Relief was flowing in like a warm tide when she recalled his earlier words, “I hold the whip hand,” and the warmth slowly turned to ice. He wasn’t a man to make a statement like that without reason.
With a kind of terrified fascination, a feeling of fatalism, she could sense a fine mesh of steel closing round her and imagine her own futile struggles...
Reading her cornered expression, he smiled grimly and remarked, ‘You seem to be getting the idea.’

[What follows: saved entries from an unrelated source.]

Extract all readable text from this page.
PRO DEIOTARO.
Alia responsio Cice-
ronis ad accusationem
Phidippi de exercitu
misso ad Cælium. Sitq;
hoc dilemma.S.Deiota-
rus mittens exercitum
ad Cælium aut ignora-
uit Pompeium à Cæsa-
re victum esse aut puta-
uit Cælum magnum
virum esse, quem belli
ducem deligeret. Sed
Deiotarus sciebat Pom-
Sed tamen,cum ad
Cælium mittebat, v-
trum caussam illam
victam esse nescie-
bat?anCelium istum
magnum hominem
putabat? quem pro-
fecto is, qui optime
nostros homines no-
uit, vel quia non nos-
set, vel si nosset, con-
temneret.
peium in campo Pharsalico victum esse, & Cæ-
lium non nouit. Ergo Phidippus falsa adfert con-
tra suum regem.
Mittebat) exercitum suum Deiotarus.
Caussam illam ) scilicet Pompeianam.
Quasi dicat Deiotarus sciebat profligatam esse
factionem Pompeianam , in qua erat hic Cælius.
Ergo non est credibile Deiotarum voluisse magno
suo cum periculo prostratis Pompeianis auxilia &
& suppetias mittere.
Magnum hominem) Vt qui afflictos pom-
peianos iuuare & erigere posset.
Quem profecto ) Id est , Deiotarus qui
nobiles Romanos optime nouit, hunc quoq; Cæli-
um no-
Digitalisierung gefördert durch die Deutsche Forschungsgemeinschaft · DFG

Trying to mask her fear, Raine retorted, ‘I’m getting tired of playing games. It’s high time you told me exactly—’ She broke off as a lively party of four came in and, laughing and joking, were shown to the other table in the room.
‘I think a change of venue is called for,’ Nick said quietly, and signalled for the bill. As soon as it was paid, he escorted her out to the silver BMW, a hand beneath her elbow.
His touch was anathema to her, but, symptomatic of her feeling of being hopelessly trapped, she made no attempt to pull free.
It was a beautiful night, moonlit and starry. A sedate little breeze stirred the trailing ivy and ruffled Raine’s half-fringe then, getting more adventurous, sent a few puffs of grey wispy cloud drifting across the deep blue sky like smoke signals.